E se "Gerry Christmas" non fosse solo un (noioso) esperimento natalizio? Se "Last Christmas" reinterpretato dallo zio Jerry e dall'intelligenza artificiale fosse qui per distruggerci tutti? Qualche riflessione sul disco più inutile dell'anno, e sugli scenari che apre

Gerry Scotti Terminator
Gerry Scotti Terminator
19/12/2023 - 11:22 Scritto da Francesco Ceccamea

Da qualche giorno c'è un nuovo disco in circolazione.
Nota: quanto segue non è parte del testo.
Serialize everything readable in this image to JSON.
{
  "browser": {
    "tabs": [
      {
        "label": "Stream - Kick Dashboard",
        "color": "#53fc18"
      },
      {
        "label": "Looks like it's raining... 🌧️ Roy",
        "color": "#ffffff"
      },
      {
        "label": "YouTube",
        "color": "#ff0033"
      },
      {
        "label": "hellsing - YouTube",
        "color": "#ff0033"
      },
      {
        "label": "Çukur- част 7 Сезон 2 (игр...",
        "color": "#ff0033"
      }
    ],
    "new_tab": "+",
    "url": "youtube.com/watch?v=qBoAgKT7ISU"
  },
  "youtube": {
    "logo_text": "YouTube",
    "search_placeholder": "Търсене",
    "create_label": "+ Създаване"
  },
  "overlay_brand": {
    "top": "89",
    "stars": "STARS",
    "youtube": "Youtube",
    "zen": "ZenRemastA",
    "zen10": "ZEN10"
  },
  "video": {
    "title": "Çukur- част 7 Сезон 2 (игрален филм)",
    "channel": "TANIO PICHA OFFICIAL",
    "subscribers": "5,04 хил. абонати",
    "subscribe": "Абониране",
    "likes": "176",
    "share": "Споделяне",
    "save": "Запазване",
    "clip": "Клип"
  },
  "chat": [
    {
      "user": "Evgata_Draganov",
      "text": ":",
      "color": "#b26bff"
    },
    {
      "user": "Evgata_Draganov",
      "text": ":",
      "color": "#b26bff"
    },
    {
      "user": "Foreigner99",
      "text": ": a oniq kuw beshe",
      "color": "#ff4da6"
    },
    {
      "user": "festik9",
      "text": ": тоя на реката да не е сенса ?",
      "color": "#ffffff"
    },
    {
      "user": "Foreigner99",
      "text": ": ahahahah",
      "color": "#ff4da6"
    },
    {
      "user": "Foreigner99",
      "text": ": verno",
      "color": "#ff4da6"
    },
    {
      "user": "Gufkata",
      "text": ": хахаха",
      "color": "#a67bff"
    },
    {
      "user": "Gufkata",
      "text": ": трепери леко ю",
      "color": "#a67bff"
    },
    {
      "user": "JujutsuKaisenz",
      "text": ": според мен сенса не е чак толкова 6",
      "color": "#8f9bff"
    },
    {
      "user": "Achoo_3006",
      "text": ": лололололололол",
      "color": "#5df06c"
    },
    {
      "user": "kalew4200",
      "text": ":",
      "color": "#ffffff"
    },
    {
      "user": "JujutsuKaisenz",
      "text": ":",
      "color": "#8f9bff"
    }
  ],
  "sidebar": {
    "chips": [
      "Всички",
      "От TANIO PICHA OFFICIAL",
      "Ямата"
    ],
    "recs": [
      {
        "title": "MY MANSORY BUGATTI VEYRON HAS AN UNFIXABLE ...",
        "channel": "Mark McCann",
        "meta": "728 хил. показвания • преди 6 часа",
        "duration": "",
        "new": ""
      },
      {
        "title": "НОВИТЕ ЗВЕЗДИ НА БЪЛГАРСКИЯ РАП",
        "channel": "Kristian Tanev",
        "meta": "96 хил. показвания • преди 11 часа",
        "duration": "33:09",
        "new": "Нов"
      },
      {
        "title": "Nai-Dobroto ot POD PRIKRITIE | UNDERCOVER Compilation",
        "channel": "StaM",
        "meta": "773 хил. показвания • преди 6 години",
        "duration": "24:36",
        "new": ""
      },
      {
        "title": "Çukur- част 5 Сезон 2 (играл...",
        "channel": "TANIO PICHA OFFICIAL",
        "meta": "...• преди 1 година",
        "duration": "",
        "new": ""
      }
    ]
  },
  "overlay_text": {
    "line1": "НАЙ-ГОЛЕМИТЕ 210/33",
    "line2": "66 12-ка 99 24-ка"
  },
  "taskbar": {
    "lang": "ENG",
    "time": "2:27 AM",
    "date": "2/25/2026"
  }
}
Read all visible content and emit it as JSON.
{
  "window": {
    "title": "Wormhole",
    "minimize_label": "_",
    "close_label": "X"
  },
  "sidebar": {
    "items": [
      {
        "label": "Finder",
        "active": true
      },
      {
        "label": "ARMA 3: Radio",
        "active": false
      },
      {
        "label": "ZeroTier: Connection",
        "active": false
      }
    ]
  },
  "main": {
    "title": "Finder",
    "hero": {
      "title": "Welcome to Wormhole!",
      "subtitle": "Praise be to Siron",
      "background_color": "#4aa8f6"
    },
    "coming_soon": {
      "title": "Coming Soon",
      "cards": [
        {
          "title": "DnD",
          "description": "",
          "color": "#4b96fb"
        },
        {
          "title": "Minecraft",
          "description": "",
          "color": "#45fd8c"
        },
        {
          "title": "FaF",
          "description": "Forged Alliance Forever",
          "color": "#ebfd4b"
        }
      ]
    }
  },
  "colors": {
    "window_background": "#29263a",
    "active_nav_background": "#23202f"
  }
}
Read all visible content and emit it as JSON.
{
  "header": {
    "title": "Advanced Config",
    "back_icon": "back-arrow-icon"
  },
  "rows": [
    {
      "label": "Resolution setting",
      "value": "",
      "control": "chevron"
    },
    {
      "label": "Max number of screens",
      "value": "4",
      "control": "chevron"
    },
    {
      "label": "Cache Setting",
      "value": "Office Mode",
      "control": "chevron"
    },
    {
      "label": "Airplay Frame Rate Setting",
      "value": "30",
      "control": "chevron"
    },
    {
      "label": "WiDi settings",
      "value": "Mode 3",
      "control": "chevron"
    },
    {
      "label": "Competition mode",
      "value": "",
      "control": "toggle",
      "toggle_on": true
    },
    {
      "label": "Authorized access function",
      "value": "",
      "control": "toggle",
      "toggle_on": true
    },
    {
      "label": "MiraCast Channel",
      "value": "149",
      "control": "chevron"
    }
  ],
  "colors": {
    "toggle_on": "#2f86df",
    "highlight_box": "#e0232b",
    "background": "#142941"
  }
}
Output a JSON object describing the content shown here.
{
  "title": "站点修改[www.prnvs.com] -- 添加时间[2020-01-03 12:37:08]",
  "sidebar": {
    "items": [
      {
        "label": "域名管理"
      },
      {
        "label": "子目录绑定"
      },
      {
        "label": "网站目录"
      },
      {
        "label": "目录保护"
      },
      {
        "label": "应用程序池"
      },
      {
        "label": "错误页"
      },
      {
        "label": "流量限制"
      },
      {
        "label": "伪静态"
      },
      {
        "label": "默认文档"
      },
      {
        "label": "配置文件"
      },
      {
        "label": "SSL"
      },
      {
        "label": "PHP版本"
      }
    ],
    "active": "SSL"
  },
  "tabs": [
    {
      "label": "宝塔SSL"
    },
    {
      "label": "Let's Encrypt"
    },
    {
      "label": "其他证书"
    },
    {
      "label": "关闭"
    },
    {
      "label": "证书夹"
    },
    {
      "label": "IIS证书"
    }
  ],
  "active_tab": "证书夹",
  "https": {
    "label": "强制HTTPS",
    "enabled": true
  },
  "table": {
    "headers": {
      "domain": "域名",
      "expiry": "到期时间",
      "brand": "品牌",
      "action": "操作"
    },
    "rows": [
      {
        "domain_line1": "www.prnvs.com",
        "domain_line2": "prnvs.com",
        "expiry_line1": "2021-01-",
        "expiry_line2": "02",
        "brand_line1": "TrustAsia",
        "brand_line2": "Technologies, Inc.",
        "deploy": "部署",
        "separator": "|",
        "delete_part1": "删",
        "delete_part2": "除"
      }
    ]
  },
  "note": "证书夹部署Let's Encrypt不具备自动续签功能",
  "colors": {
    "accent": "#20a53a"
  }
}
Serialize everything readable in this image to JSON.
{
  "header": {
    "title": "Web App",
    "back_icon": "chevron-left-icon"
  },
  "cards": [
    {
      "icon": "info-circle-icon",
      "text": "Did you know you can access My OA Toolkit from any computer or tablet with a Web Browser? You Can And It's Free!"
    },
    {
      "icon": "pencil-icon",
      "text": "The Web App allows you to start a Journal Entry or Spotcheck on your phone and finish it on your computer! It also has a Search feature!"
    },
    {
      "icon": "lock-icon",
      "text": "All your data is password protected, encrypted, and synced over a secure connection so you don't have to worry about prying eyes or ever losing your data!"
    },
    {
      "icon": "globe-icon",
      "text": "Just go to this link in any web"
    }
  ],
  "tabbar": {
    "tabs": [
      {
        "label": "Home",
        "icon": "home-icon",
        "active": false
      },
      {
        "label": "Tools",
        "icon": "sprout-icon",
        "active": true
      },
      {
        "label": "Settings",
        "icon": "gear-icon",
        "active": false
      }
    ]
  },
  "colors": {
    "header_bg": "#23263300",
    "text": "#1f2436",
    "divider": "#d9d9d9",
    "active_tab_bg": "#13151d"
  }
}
Non lo abbiamo messo nella lista dei migliori 50 di questo 2023, ma (non foss'altro che per quanto è WTF quest'operazione) non ci siamo sentiti esentati dall'ascoltarlo. Si chiama Gerry Christmas, è composto di 11 trace e si trova "in tutti gli store digitali, nei negozi di dischi e nelle edicole con Sorrisi & Canzoni". La promo del disco, che ha il faccione del conduttore tv vestito da Babbo Natale in copertina, recita così: "GERRY SCOTTI con l’aiuto dell’intelligenza artificiale salva il Natale, ricrea i grandi classici natalizi e li racchiude in un magico album". E allora forse questi tempi sono così assurdi che questo disco ci dice qualcosa di essi. Già, ma cosa?

Non è tanto il trovarsi davanti all’ennesimo disco di canzoni natalizie, settore di mercato redditizio in modo durevole quanto misterioso; non è neanche la questione dell’Intelligenza Artificiale e le sue vistose e minacciose progressioni di sostituzione dell’umano creativo; la domanda che sorge spontanea è: perché proprio lui? Come mai scegliere Gerry Scotti per un’operazione tecno-commerciale (assieme a Warner) come questa? Riflettendo poi però vengono in mente alcune cose che all’improvviso, poste una di seguito all’altra, guadagnano un vero e proprio cammino consequenziale fino a questo improbabile disco da mettere sotto l’albero, a vostro rischio e pericolo.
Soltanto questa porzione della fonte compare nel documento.